問題不大,她的目標本來就不是湖中的魚蝦,只是水源而已。
謝喬目光凝視著湖水,視線焦點位置的水面憑空出現一個漩渦,水憑空消失,出現在了背包的格子里。
這是謝喬從ace那里學的汲水方法,一個格子最多能儲存1立方米的水,也就是1000升。目前她的背包共有10個格子,出發之前她已經把能清空出來的格子都清空了,就是為了方便多儲存一些東西。
一刻鐘不到,汲水完成。9個空格子,她總共用掉6個格子來儲水。雖然村落里快把井水挖出來了,但料想那口井也只夠維持日常飲用的,而且井水隨時可能枯竭,秋冬季的枯水期更是如此。她還打算搞種植,多儲水有備無患。

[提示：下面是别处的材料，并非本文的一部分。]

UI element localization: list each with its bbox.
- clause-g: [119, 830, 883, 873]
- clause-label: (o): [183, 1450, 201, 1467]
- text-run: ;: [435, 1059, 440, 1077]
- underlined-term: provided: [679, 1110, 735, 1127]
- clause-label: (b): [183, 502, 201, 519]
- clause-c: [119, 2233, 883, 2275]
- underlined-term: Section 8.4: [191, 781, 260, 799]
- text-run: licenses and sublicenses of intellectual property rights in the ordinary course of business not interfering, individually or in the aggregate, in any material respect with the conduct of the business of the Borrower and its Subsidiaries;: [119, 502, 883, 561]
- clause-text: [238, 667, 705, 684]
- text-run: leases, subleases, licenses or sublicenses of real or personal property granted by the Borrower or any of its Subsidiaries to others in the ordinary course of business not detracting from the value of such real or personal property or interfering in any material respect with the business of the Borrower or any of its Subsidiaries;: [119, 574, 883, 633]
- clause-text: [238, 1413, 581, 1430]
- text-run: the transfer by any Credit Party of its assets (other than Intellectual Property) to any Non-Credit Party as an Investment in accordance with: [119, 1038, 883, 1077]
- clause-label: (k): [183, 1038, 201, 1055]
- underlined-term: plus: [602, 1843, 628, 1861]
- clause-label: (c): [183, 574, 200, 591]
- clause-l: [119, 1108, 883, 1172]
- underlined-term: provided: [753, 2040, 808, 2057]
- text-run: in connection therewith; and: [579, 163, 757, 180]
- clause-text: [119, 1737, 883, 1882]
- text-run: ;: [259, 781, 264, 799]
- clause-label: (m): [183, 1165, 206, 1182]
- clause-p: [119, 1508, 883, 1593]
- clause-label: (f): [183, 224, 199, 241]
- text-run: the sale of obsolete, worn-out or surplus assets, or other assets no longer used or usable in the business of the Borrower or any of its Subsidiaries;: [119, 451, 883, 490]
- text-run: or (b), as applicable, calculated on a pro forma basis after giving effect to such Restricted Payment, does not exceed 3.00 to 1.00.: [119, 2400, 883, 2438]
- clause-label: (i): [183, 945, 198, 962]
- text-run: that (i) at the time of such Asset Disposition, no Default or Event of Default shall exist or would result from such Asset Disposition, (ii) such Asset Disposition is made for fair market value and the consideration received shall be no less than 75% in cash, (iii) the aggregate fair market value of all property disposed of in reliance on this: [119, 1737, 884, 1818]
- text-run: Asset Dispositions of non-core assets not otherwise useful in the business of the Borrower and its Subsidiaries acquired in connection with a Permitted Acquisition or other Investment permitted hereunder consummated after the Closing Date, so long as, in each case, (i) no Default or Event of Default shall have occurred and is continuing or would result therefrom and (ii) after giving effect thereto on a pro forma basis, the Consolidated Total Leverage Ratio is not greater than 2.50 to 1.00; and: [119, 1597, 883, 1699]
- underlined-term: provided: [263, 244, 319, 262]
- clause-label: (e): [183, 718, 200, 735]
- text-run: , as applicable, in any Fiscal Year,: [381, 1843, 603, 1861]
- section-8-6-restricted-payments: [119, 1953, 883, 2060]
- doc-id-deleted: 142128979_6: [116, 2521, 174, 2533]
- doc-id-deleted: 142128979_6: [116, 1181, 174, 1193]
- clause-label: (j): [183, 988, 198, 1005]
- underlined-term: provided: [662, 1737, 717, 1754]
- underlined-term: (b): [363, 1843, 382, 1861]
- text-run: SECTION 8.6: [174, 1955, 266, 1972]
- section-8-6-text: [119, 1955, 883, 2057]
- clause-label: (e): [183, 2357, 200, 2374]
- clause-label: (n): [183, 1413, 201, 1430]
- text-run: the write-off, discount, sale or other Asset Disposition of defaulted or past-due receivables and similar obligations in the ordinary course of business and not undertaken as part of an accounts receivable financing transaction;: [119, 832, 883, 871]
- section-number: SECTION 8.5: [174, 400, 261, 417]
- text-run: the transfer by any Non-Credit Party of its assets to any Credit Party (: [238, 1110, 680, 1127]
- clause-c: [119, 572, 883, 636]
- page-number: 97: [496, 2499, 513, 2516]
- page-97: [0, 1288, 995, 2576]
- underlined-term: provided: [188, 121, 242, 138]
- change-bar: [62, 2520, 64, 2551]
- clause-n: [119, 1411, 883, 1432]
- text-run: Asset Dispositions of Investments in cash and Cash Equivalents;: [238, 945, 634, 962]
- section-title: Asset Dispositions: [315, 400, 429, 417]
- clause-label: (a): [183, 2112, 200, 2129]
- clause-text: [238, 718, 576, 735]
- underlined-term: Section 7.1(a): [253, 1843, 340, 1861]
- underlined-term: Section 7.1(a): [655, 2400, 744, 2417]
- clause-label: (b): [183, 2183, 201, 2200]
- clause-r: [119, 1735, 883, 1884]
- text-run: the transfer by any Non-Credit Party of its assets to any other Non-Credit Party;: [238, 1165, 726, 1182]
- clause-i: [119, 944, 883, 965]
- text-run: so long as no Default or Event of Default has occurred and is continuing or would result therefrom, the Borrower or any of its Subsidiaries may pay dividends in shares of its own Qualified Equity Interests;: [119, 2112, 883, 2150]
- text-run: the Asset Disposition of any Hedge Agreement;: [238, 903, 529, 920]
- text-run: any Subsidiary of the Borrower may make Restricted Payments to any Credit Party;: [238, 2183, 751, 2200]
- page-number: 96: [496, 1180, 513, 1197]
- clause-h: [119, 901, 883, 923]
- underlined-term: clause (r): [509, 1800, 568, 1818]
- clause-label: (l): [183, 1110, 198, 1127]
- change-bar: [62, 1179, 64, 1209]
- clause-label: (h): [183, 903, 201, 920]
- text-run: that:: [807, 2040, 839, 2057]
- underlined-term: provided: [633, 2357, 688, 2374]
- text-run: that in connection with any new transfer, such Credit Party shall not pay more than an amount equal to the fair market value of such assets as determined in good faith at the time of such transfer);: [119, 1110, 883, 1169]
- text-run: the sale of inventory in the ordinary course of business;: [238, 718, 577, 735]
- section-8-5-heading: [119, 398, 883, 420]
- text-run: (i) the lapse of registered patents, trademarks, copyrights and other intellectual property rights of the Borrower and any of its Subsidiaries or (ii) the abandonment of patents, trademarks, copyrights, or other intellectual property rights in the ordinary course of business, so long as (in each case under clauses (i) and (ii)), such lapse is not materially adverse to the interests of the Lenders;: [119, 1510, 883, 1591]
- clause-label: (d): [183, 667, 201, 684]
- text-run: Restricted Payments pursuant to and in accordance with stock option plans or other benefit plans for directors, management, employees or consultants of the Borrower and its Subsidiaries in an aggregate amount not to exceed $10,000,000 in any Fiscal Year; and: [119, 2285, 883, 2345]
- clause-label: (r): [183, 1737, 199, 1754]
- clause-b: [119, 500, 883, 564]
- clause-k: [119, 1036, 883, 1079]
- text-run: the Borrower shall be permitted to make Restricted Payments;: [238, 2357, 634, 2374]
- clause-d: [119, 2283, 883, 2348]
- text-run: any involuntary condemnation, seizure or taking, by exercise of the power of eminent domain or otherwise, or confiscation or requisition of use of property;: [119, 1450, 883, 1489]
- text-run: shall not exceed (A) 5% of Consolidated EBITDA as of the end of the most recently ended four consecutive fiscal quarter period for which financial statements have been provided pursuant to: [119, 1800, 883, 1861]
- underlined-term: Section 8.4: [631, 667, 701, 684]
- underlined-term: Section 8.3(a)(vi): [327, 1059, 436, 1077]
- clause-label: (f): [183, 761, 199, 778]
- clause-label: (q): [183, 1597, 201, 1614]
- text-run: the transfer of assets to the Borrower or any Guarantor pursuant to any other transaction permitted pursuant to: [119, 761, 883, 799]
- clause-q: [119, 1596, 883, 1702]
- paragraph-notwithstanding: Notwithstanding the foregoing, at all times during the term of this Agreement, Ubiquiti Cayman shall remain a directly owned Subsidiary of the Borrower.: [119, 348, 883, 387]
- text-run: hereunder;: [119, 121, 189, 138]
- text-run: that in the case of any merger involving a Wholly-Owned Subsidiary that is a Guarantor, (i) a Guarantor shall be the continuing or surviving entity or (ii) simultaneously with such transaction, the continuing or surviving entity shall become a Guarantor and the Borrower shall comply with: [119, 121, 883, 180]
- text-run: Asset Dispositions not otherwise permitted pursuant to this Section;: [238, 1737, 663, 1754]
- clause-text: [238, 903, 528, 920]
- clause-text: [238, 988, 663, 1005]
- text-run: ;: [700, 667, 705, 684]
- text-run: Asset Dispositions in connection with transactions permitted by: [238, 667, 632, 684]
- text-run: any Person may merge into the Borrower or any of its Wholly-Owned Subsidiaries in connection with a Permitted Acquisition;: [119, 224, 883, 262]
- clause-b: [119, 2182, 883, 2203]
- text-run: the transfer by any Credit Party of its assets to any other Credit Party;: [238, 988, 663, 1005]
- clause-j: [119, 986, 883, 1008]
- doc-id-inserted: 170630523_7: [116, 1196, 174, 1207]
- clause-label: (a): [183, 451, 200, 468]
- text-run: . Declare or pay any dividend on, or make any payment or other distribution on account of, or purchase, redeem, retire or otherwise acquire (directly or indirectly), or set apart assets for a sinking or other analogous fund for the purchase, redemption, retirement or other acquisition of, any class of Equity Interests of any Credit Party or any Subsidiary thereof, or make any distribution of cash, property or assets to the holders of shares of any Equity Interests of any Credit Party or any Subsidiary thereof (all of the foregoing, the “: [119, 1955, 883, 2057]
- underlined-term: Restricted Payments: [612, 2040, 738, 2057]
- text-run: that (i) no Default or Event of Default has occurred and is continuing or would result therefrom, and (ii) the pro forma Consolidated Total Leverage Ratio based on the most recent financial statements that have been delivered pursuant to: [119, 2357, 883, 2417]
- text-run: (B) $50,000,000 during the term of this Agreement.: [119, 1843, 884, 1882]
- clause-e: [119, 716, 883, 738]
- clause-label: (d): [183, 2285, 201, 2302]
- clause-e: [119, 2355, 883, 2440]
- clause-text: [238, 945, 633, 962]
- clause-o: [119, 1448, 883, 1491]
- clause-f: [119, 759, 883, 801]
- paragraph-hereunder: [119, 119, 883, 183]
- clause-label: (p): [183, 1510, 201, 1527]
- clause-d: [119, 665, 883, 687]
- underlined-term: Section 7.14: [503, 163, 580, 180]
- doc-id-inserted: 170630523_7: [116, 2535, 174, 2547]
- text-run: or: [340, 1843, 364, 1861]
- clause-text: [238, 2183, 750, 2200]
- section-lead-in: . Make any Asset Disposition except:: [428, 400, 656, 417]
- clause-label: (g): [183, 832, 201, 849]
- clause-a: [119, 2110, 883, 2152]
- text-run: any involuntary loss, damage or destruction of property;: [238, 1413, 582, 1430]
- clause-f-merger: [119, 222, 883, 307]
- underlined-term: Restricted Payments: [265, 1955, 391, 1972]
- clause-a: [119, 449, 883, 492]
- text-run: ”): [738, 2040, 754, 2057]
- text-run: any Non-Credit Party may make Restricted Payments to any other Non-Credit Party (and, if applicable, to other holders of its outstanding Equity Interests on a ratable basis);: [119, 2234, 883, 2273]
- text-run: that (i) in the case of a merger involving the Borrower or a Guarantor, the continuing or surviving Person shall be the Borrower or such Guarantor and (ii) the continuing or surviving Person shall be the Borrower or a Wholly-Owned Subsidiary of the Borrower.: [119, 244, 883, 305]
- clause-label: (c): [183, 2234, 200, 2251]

這片湖水量還算充足,即使謝喬取了6立方的水,水平線也幾乎沒有變化。
準備折返時,謝喬再次隔著粗布衣服撓了撓胳膊上的癢,心欠欠地望著湖水。
渾身上下都在不同程度的發癢,從昨天剛穿過來就開始了,皮膚都快給撓破皮了,這具身體少說有十天沒洗澡了,頭發油亮,她甚至都能聞到自己身上的餿味。她真想直接跳進這片清澈的湖里,水溫偏低也不管,只想好好搓搓身上的泥,然后再換身干凈衣服。
但山上有馬匪盤踞,她只能打消這個念頭,等回村子再燒水洗澡。